Judith Butler, féministe lesbienne, fondatrice et papesse du concept et de l’idéologie du Genre souhaite par conséquent mettre fin au règne du naturalisme et de l’essentialisme de même que du « fondationnalisme » biologique dans la société, afin d’enclencher un processus de valorisation des multiples sexualités et genres déjà existants, mais qui sont juste rejetés socialement et politiquement. Autrement dit, notre sexe de naissance ne doit plus prédéterminé ni notre sexualité, ni notre identité sexuelle et encore moins notre orientation sexuelle qui ne sont pas fixes mais mouvantes et évolutives.

Pour lutter contre l’assignation sexuelle patriarcale et rétrograde à partir de nos organes génitaux, les idéologues du Genre prônent, dès la petite enfance, de « dé-GENRER » certains stéréotypes sociaux distinguant « garçon » et « fille ». Ainsi, dans beaucoup d’écoles maternelles, les garçons jouent à la poupée et les filles font du foot et jouent aux cowboys avec des armes. Les enfants disposent dans leur armoire d’habits de garçon et de robes de filles, et ils choisissent librement selon leur feeling, de s’habiller en « boy » ou « girl ». Le but, c’est d’éradiquer tous les signes, construits et paradigmes sociaux distinguant garçon et fille (choix de couleurs, type d’habits, jouets, divertissements, etc.).

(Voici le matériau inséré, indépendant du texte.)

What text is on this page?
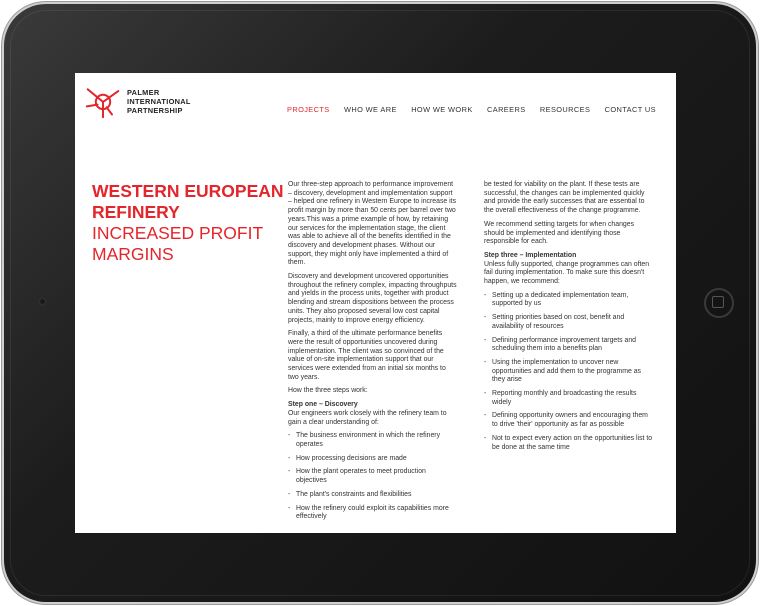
PALMER
INTERNATIONAL
PARTNERSHIP	PROJECTS WHO WE ARE HOW WE WORK CAREERS RESOURCES CONTACT US
WESTERN EUROPEAN
REFINERY
INCREASED PROFIT
MARGINS

Our three-step approach to performance improvement – discovery, development and implementation support – helped one refinery in Western Europe to increase its profit margin by more than 50 cents per barrel over two years.This was a prime example of how, by retaining our services for the implementation stage, the client was able to achieve all of the benefits identified in the discovery and development phases. Without our support, they might only have implemented a third of them.

Discovery and development uncovered opportunities throughout the refinery complex, impacting throughputs and yields in the process units, together with product blending and stream dispositions between the process units. They also proposed several low cost capital projects, mainly to improve energy efficiency.

Finally, a third of the ultimate performance benefits were the result of opportunities uncovered during implementation. The client was so convinced of the value of on-site implementation support that our services were extended from an initial six months to two years.

How the three steps work:

Step one – Discovery
Our engineers work closely with the refinery team to gain a clear understanding of:

- The business environment in which the refinery operates
- How processing decisions are made
- How the plant operates to meet production objectives
- The plant's constraints and flexibilities
- How the refinery could exploit its capabilities more effectively

be tested for viability on the plant. If these tests are successful, the changes can be implemented quickly and provide the early successes that are essential to the overall effectiveness of the change programme.

We recommend setting targets for when changes should be implemented and identifying those responsible for each.

Step three – Implementation
Unless fully supported, change programmes can often fail during implementation. To make sure this doesn't happen, we recommend:

- Setting up a dedicated implementation team, supported by us
- Setting priorities based on cost, benefit and availability of resources
- Defining performance improvement targets and scheduling them into a benefits plan
- Using the implementation to uncover new opportunities and add them to the programme as they arise
- Reporting monthly and broadcasting the results widely
- Defining opportunity owners and encouraging them to drive 'their' opportunity as far as possible
- Not to expect every action on the opportunities list to be done at the same time
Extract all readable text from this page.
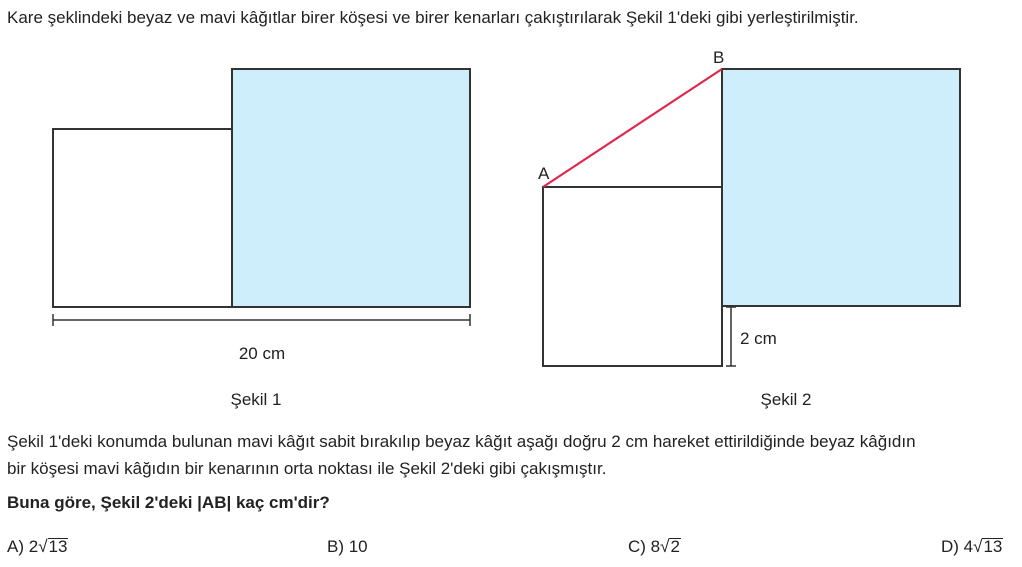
Kare şeklindeki beyaz ve mavi kâğıtlar birer köşesi ve birer kenarları çakıştırılarak Şekil 1'deki gibi yerleştirilmiştir.
20 cm
Şekil 1
2 cm
A
B
Şekil 2
Şekil 1'deki konumda bulunan mavi kâğıt sabit bırakılıp beyaz kâğıt aşağı doğru 2 cm hareket ettirildiğinde beyaz kâğıdın
bir köşesi mavi kâğıdın bir kenarının orta noktası ile Şekil 2'deki gibi çakışmıştır.
Buna göre, Şekil 2'deki |AB| kaç cm'dir?
A) 2√13	B) 10	C) 8√2	D) 4√13
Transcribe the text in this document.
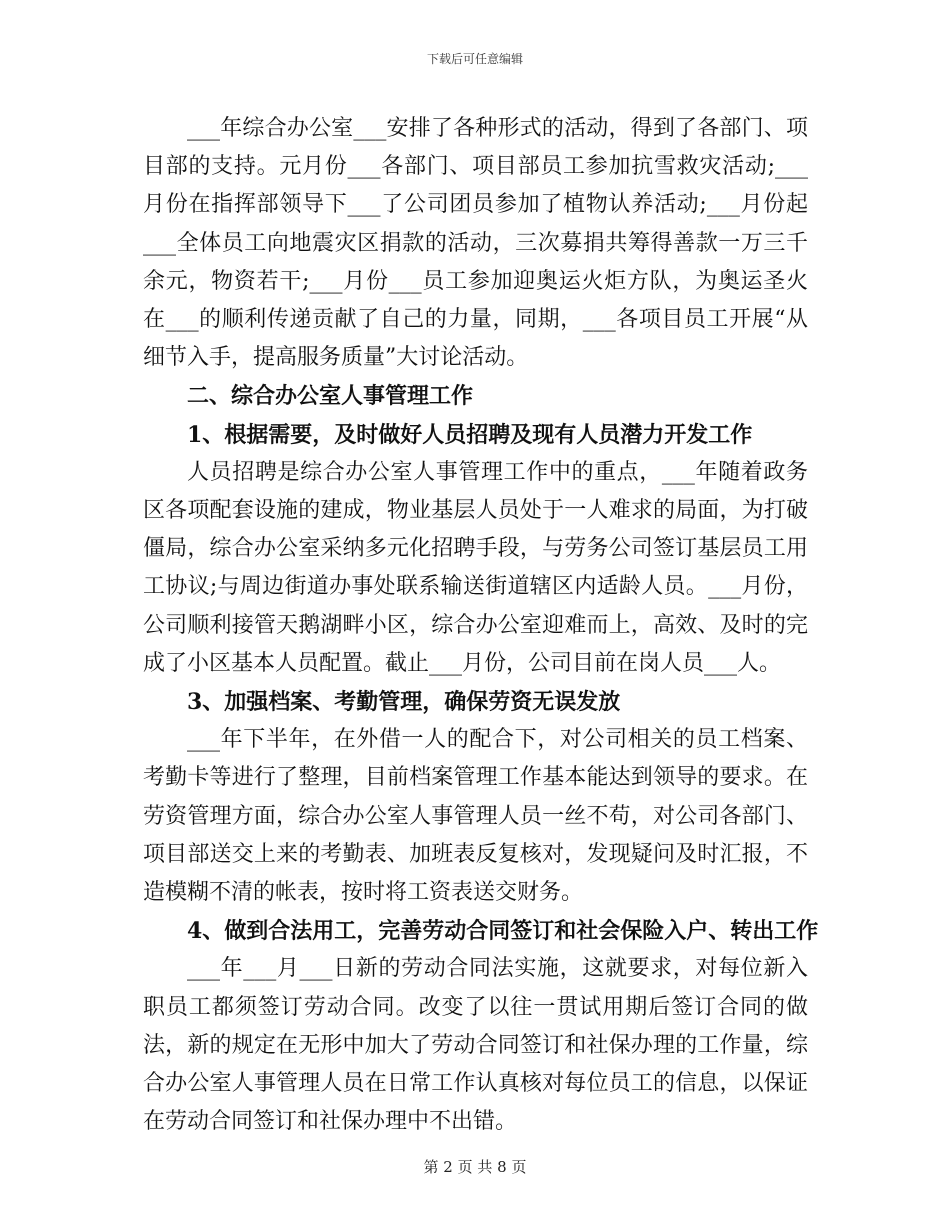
下载后可任意编辑

___年综合办公室___安排了各种形式的活动，得到了各部门、项目部的支持。元月份___各部门、项目部员工参加抗雪救灾活动;___月份在指挥部领导下___了公司团员参加了植物认养活动;___月份起___全体员工向地震灾区捐款的活动，三次募捐共筹得善款一万三千余元，物资若干;___月份___员工参加迎奥运火炬方队，为奥运圣火在___的顺利传递贡献了自己的力量，同期，___各项目员工开展“从细节入手，提高服务质量”大讨论活动。

二、综合办公室人事管理工作

1、根据需要，及时做好人员招聘及现有人员潜力开发工作

人员招聘是综合办公室人事管理工作中的重点，___年随着政务区各项配套设施的建成，物业基层人员处于一人难求的局面，为打破僵局，综合办公室采纳多元化招聘手段，与劳务公司签订基层员工用工协议;与周边街道办事处联系输送街道辖区内适龄人员。___月份，公司顺利接管天鹅湖畔小区，综合办公室迎难而上，高效、及时的完成了小区基本人员配置。截止___月份，公司目前在岗人员___人。

3、加强档案、考勤管理，确保劳资无误发放

___年下半年，在外借一人的配合下，对公司相关的员工档案、考勤卡等进行了整理，目前档案管理工作基本能达到领导的要求。在劳资管理方面，综合办公室人事管理人员一丝不苟，对公司各部门、项目部送交上来的考勤表、加班表反复核对，发现疑问及时汇报，不造模糊不清的帐表，按时将工资表送交财务。

4、做到合法用工，完善劳动合同签订和社会保险入户、转出工作

___年___月___日新的劳动合同法实施，这就要求，对每位新入职员工都须签订劳动合同。改变了以往一贯试用期后签订合同的做法，新的规定在无形中加大了劳动合同签订和社保办理的工作量，综合办公室人事管理人员在日常工作认真核对每位员工的信息，以保证在劳动合同签订和社保办理中不出错。

第 2 页 共 8 页
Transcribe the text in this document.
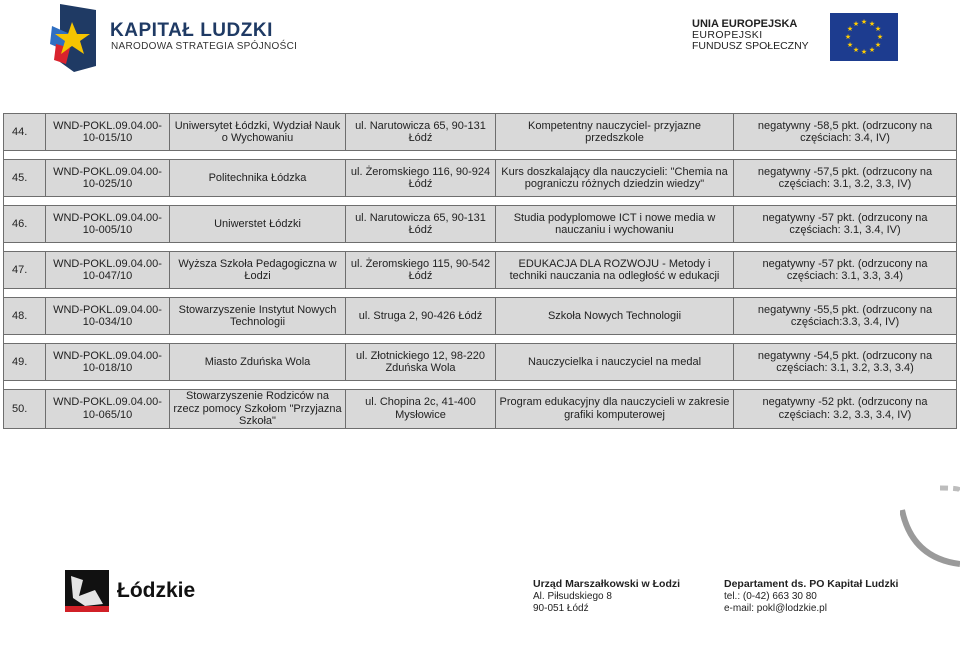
KAPITAŁ LUDZKI
NARODOWA STRATEGIA SPÓJNOŚCI
UNIA EUROPEJSKA
EUROPEJSKI
FUNDUSZ SPOŁECZNY
★ ★
★
★
★
★
★
★
★
★
★
★
44.	WND-POKL.09.04.00-10-015/10	Uniwersytet Łódzki, Wydział Nauk o Wychowaniu	ul. Narutowicza 65, 90-131 Łódź	Kompetentny nauczyciel- przyjazne przedszkole	negatywny -58,5 pkt. (odrzucony na częściach: 3.4, IV)

45.	WND-POKL.09.04.00-10-025/10	Politechnika Łódzka	ul. Żeromskiego 116, 90-924 Łódź	Kurs doszkalający dla nauczycieli: "Chemia na pograniczu różnych dziedzin wiedzy"	negatywny -57,5 pkt. (odrzucony na częściach: 3.1, 3.2, 3.3, IV)

46.	WND-POKL.09.04.00-10-005/10	Uniwerstet Łódzki	ul. Narutowicza 65, 90-131 Łódź	Studia podyplomowe ICT i nowe media w nauczaniu i wychowaniu	negatywny -57 pkt. (odrzucony na częściach: 3.1, 3.4, IV)

47.	WND-POKL.09.04.00-10-047/10	Wyższa Szkoła Pedagogiczna w Łodzi	ul. Żeromskiego 115, 90-542 Łódź	EDUKACJA DLA ROZWOJU - Metody i techniki nauczania na odległość w edukacji	negatywny -57 pkt. (odrzucony na częściach: 3.1, 3.3, 3.4)

48.	WND-POKL.09.04.00-10-034/10	Stowarzyszenie Instytut Nowych Technologii	ul. Struga 2, 90-426 Łódź	Szkoła Nowych Technologii	negatywny -55,5 pkt. (odrzucony na częściach:3.3, 3.4, IV)

49.	WND-POKL.09.04.00-10-018/10	Miasto Zduńska Wola	ul. Złotnickiego 12, 98-220 Zduńska Wola	Nauczycielka i nauczyciel na medal	negatywny -54,5 pkt. (odrzucony na częściach: 3.1, 3.2, 3.3, 3.4)

50.	WND-POKL.09.04.00-10-065/10	Stowarzyszenie Rodziców na rzecz pomocy Szkołom "Przyjazna Szkoła"	ul. Chopina 2c, 41-400 Mysłowice	Program edukacyjny dla nauczycieli w zakresie grafiki komputerowej	negatywny -52 pkt. (odrzucony na częściach: 3.2, 3.3, 3.4, IV)
Łódzkie	Urząd Marszałkowski w Łodzi
Al. Piłsudskiego 8
90-051 Łódź
Departament ds. PO Kapitał Ludzki
tel.: (0-42) 663 30 80
e-mail: pokl@lodzkie.pl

Cette nouvelle idéologie connaît des situations ubuesques notamment en Occident, car des individus nés homme avec un pénis, veulent accéder aux toilettes réservées aux femmes, car leur identité sexuelle serait féminine. Ils considèrent l’idée de toilettes distinctes comme une discrimination.

Malheureusement, notre arsenal judiciaire est totalement archaïque. En effet, le code pénal se limite à sanctionner des « pratiques et actes contre nature » entre individus de même sexe, alors qu’il s’agit de combattre aujourd’hui une idéologie qui dépasse totalement de simples déviances individuelles.

L’Association des Imams et religieux, tout comme les Activistes, doivent éviter de se focaliser sur le menu fretin (tee-shirt de Waly seck ou propagande d’Oxfam) et s’attaquer au gros œuvre de l’idéologie du Genre qui les irrigue.

Par conséquent, l’urgence est d’imposer au Gouvernement d’inscrire dans la constitution, non pas l’interdiction de l’homosexualité stricto sensu, mais de l’idéologie LGBTQ dans son ensemble. Cela signifie, la non reconnaissance juridique au Sénégal des unions civiles et mariages contractés par des personnes de même sexe à l’étranger, d’adoption d’enfants, de donations, d’héritage, de paternité issue d’une Procréation médicalement assistée (PMA) ou de Gestation pour autrui (GPA), etc.

Si cette histoire de la mention du « GENRE » est maintenue dans les permis de conduire, elle sera étendue aux actes d’état civil, aux cartes d’identité, passeports, certificats de nationalité, actes notariés et les contrats. La bataille contre l’homosexualité sera ainsi définitivement perdue avant même d’avoir été commencée.

NB: J’ai basé mon post sur une capture d’écran du nouveau permis de conduire reproduit en commentaire.